20.02.2017, 09:40
Neden Cumhurbaşkanlığı Sistemi? - 2
“Neden Cumhurbaşkanlığı Sistemi” yazı dizimin ilk dizisinde yani bir önceki yazımda geçmişten günümüze yaşanan yönetimin çift başlı olmasından kaynaklı olan ve günümüzde seçmen olan nüfusun bir çoğunu beklide ilk kez duyduğu hadiseleri yazdım. Yazı ile alakalı tarafıma yapılan geri dönüşlerde en çok dikkatimi çeken detaylardan birisi 1937 yılında İsmet İnönü’nün görevinden azledilmesi durumunun çoğu kişi tarafından ilk kez duyulmasıydı.
Okur yaptığı yorumlarda “vay be Atatürk ile İsmet Paşa arasında bile kriz çıkartmış bu sistem” diyerek durumun hassasiyetine gereken alakayı gösterdi.
Bugün daha kısa bir makale ile “Nedir Cumhurbaşkanlığı Sistemi” yazı dizime Cumhurbaşkanlığı Sistemi’nde üniter yapının nasıl esas olduğunu ve iddia edildiği gibi ülke bölünecek savını hakikatte olan asıl şekli ile karşı alan bir dizi kaleme alacağım.
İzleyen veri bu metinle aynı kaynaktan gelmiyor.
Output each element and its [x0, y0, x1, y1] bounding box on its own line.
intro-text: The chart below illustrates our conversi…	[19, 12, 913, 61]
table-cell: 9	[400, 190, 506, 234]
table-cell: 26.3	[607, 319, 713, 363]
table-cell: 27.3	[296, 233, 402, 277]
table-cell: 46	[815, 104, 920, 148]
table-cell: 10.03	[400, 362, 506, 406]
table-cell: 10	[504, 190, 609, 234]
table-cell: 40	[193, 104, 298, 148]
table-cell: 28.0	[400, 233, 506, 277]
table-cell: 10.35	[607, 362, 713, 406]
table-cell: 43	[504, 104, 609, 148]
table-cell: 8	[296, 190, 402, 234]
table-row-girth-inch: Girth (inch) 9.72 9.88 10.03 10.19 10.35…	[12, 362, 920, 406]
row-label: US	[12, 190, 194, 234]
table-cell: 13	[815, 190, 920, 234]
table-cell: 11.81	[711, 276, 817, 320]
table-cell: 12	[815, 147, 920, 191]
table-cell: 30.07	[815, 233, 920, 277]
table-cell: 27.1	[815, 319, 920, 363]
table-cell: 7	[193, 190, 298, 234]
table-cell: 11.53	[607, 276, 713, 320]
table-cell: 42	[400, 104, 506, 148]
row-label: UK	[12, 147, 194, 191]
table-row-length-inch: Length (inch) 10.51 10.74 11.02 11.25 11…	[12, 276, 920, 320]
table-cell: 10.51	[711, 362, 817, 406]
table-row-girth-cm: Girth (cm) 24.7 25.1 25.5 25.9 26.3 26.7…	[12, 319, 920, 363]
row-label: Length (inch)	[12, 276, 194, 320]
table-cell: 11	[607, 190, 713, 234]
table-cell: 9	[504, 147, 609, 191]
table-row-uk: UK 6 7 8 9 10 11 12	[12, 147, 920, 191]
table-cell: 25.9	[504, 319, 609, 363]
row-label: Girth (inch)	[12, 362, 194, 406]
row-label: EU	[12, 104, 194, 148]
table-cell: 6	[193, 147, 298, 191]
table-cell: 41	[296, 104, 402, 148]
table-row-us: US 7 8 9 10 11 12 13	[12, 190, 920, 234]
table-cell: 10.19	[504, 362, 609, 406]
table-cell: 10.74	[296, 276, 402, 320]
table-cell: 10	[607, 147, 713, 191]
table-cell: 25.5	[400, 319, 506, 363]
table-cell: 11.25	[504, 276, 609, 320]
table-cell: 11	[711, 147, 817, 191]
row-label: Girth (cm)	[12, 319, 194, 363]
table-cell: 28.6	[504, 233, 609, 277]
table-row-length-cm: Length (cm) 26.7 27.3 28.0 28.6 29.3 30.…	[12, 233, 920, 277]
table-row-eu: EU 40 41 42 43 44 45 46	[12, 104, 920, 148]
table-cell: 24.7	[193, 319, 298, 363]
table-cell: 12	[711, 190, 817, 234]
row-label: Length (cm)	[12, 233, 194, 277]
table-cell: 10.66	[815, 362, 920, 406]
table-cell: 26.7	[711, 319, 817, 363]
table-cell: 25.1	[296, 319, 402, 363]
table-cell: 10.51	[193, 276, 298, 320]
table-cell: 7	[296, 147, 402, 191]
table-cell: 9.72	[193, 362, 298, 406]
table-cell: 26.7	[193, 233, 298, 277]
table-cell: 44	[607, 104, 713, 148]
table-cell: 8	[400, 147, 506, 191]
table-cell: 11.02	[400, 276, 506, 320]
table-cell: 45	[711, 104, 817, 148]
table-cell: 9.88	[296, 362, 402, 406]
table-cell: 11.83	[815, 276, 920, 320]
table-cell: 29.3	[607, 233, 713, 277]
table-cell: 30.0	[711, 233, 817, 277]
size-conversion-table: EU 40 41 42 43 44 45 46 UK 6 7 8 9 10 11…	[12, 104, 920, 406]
Öncelikle şunu ifade etmeliyim ki; Cumhurbaşkanlığı Sistemi’nde üniter yapının korunması esastır. Zira Cumhurbaşkanlığı Sistemi’nde eyalet bulunmamaktadır. Eyalet üniter olmayan federatif yönetim sistemlerinde vardır. Ayrıca Cumhurbaşkanlı Sistemi’nde yerel yönetim yetkileri şuan ki üniter yönetim sistemde olduğu gibi kalacaktır, değişmeyecektir.
Oysa ki üniter olmayan, federatif bir yönetim sisteminde iktidar; merkezi ve yerel yönetim alanı olmak üzere ikiye bölünmektedir, altını çizerek tekrar ifade ediyorum ki Cumhurbaşkanlığı Sistemi’nde yerel yönetim yeklileri şuan ki üniter yönetim sisteminde olduğu gibi kalacaktır ve değişmeyecektir.
Üniter olmayan bir yönetim sisteminde, yani iddia edildiği gibi federatif bir yönetim sisteminde eyalet kendi eğitim sistemini düzenlemekte özgürdür lakin üniter yapının korunmasını esas alan Cumhurbaşkanlığı Sistemi’nde eğitim sistemi şimdi ki gibi merkezi hükümet tarafından düzenlenecektir.
Devam edelim; iddia edildiği gibi federatif bir yönetim sisteminde iktidarın iki parçasından biri olan merkezi yapı kendisini oluşturan birimleri fesih edemez. Oysa ki üniter yapının korunmasını esas alan Cumhurbaşkanlığı Sistemi’nde merkezi hükümet, yerel yönetimler üzerinde tüm söz hakkına sahiptir. Gerektiğinde yerel yönetimler fesih edilebilir.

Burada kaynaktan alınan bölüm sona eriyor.